5.2 Verweerder betwist een en ander. Verweerder stelt dat uit de e-mail van 30 oktober 2016 van de heer S aan klager sub 2 volgt dat er geen enkele onduidelijkheid bestond over de vraag op wiens verzoek verweerder aanwezig was en wiens belangen verweerder in het kader van de bespreking behartigde. Evenmin bestond er onduidelijkheid over de professie en identiteit van verweerder. De in de gesprekken uitgewisselde informatie is ook niet van belang voor de tussen partijen gevoerde procedures. Verweerder heeft nimmer als advocaat de belangen van klagers behartigd. Van belangenverstrengeling is dan ook geen sprake, aldus steeds verweerder.
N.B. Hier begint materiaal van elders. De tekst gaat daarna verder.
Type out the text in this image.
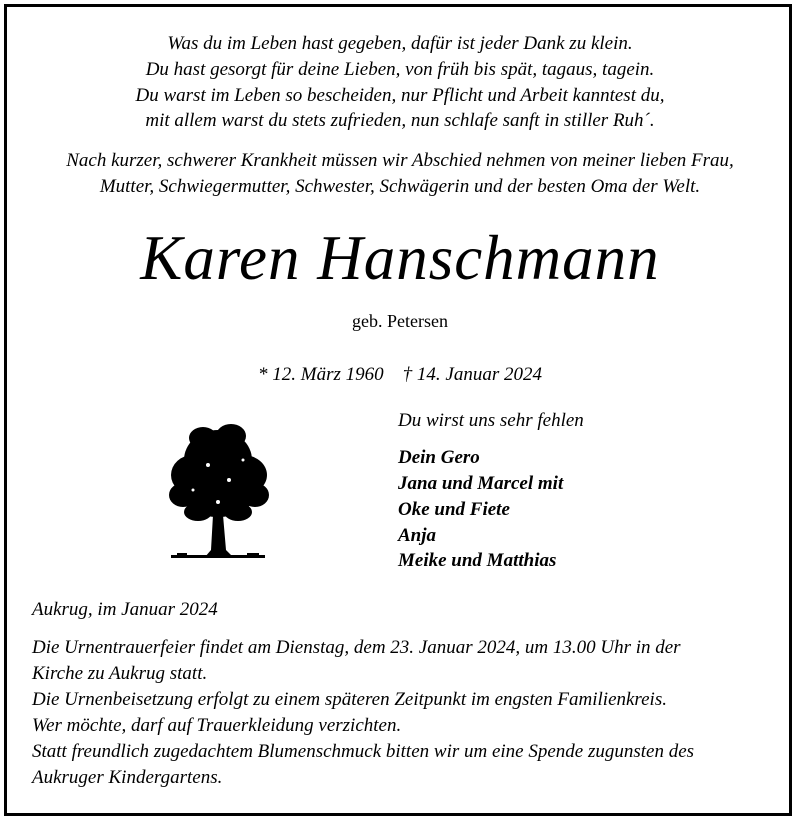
Was du im Leben hast gegeben, dafür ist jeder Dank zu klein.
Du hast gesorgt für deine Lieben, von früh bis spät, tagaus, tagein.
Du warst im Leben so bescheiden, nur Pflicht und Arbeit kanntest du,
mit allem warst du stets zufrieden, nun schlafe sanft in stiller Ruh´.
Nach kurzer, schwerer Krankheit müssen wir Abschied nehmen von meiner lieben Frau,
Mutter, Schwiegermutter, Schwester, Schwägerin und der besten Oma der Welt.
Karen Hanschmann
geb. Petersen
* 12. März 1960    † 14. Januar 2024
Du wirst uns sehr fehlen
Dein Gero
Jana und Marcel mit
Oke und Fiete
Anja
Meike und Matthias
Aukrug, im Januar 2024
Die Urnentrauerfeier findet am Dienstag, dem 23. Januar 2024, um 13.00 Uhr in der
Kirche zu Aukrug statt.
Die Urnenbeisetzung erfolgt zu einem späteren Zeitpunkt im engsten Familienkreis.
Wer möchte, darf auf Trauerkleidung verzichten.
Statt freundlich zugedachtem Blumenschmuck bitten wir um eine Spende zugunsten des
Aukruger Kindergartens.
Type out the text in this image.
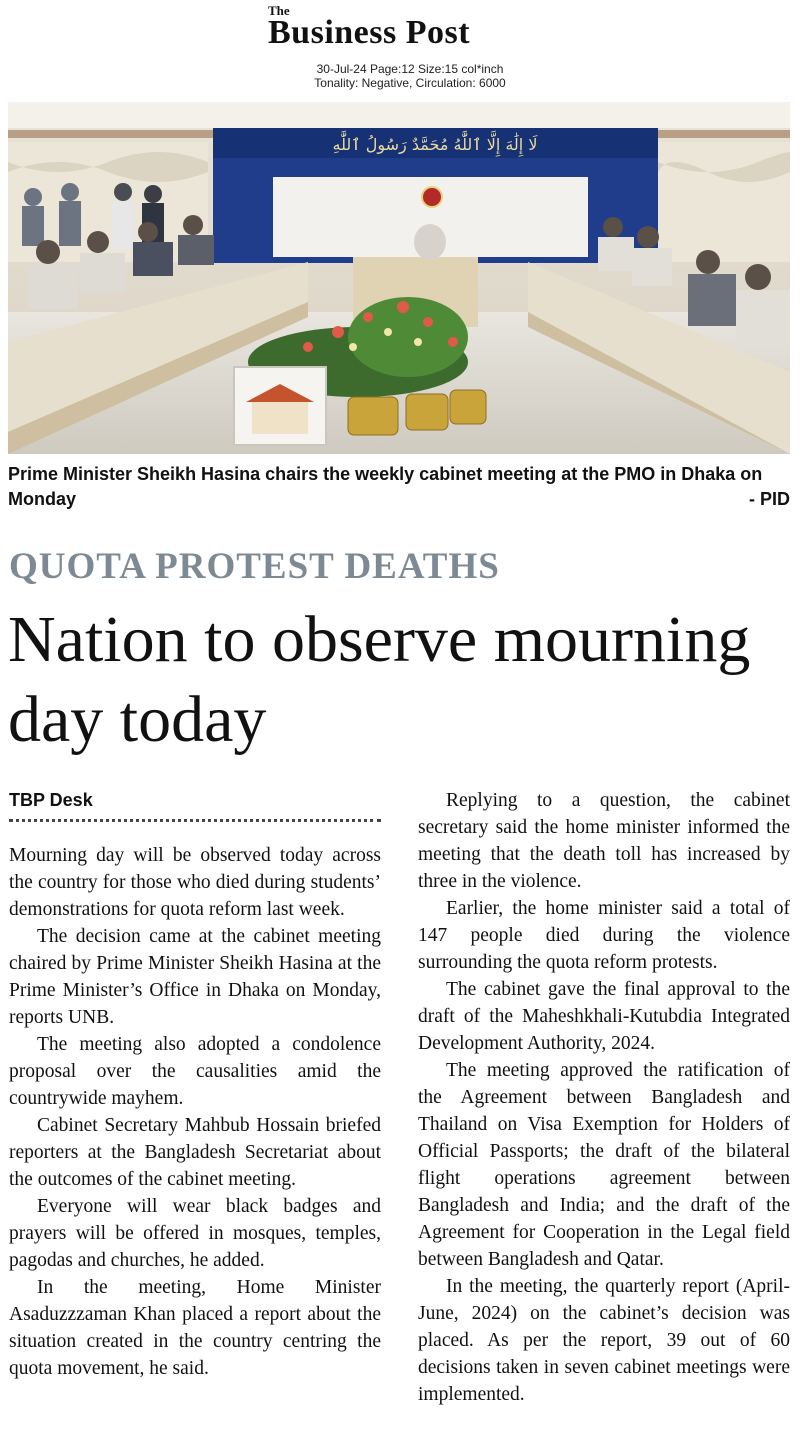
The
Business Post
30-Jul-24 Page:12 Size:15 col*inch
Tonality: Negative, Circulation: 6000
لَا إِلَٰهَ إِلَّا ٱللَّٰهُ مُحَمَّدٌ رَسُولُ ٱللَّٰهِ
Prime Minister Sheikh Hasina chairs the weekly cabinet meeting at the PMO in Dhaka on Monday	- PID
QUOTA PROTEST DEATHS
Nation to observe mourning day today
TBP Desk

Mourning day will be observed today across the country for those who died during students’ demonstrations for quota reform last week.

The decision came at the cabinet meeting chaired by Prime Minister Sheikh Hasina at the Prime Minister’s Office in Dhaka on Monday, reports UNB.

The meeting also adopted a condolence proposal over the causalities amid the countrywide mayhem.

Cabinet Secretary Mahbub Hossain briefed reporters at the Bangladesh Secretariat about the outcomes of the cabinet meeting.

Everyone will wear black badges and prayers will be offered in mosques, temples, pagodas and churches, he added.

In the meeting, Home Minister Asaduzzzaman Khan placed a report about the situation created in the country centring the quota movement, he said.

Replying to a question, the cabinet secretary said the home minister informed the meeting that the death toll has increased by three in the violence.

Earlier, the home minister said a total of 147 people died during the violence surrounding the quota reform protests.

The cabinet gave the final approval to the draft of the Maheshkhali-Kutubdia Integrated Development Authority, 2024.

The meeting approved the ratification of the Agreement between Bangladesh and Thailand on Visa Exemption for Holders of Official Passports; the draft of the bilateral flight operations agreement between Bangladesh and India; and the draft of the Agreement for Cooperation in the Legal field between Bangladesh and Qatar.

In the meeting, the quarterly report (April-June, 2024) on the cabinet’s decision was placed. As per the report, 39 out of 60 decisions taken in seven cabinet meetings were implemented.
5.3 De raad overweegt als volgt. Uit het klachtdossier volgt dat alle gesprekspartners er tijdens de gesprekken die in november 2016 hebben plaatsgevonden mee bekend waren dat verweerder van beroep advocaat is. Aldus heeft verweerder tijdens die gesprekken geen onduidelijkheid laten bestaan over zijn hoedanigheid. Vanaf januari 2017 is verweerder de heer S als advocaat gaan bijstaan. Gesteld noch gebleken is dat klagers daarmee niet bekend waren. Aldus kan niet gezegd worden dat verweerder onduidelijkheid heeft laten bestaan over de hoedanigheid waarin hij heeft opgetreden. Dat zijn rol gedurende het geschil is veranderd maakt niet dat verweerder tuchtrechtelijk verwijtbaar heeft gehandeld. De raad stelt daarbij in zijn algemeenheid voorop dat het ongewenst kan zijn dat advocaten in meer hoedanigheden bij een zaak betrokken zijn, zoals in de onderhavige kwestie het geval was. Daarin schuilt immers het gevaar van schending van de kernwaarde onafhankelijkheid. Daarnaast kan het optreden van een advocaat met meer hoedanigheden een schijn van onvoldoende integriteit opleveren. In onderhavig geval kan aan het optreden van verweerder evenwel niet de gevolgtrekking worden verbonden dat verweerder opzettelijk onduidelijkheid heeft laten bestaan over de hoedanigheid waarin hij heeft opgetreden. Naar het oordeel van de raad heeft bij klagers namelijk geen misverstand kunnen bestaan over de hoedanigheid waarin verweerder optrad in enerzijds de gesprekken in november 2016, en anderzijds de tussen partijen gevoerde procedures vanaf januari 2017. Ook is de raad niet gebleken dat verweerder zich schuldig heeft gemaakt aan belangenverstrengeling. Daarvan zou eerst sprake kunnen zijn indien vaststaat dat verweerder in eerste instantie (mede) namens klagers is opgetreden. Klagers hebben weliswaar gesteld dat verweerder als onpartijdig mediator is opgetreden tijdens de gesprekken die plaatsvonden in november 2016, maar klagers hebben deze stelling onvoldoende onderbouwd. Dat verweerder op enig moment als onpartijdig bemiddelaar of mediator voor zowel klager sub 2 als de heer S zou zijn opgetreden blijkt ook niet uit het klachtdossier. Van een mediationovereenkomst of overeengekomen geheimhoudingsplicht is niet gebleken. Klachtonderdelen a) en b) zijn ongegrond.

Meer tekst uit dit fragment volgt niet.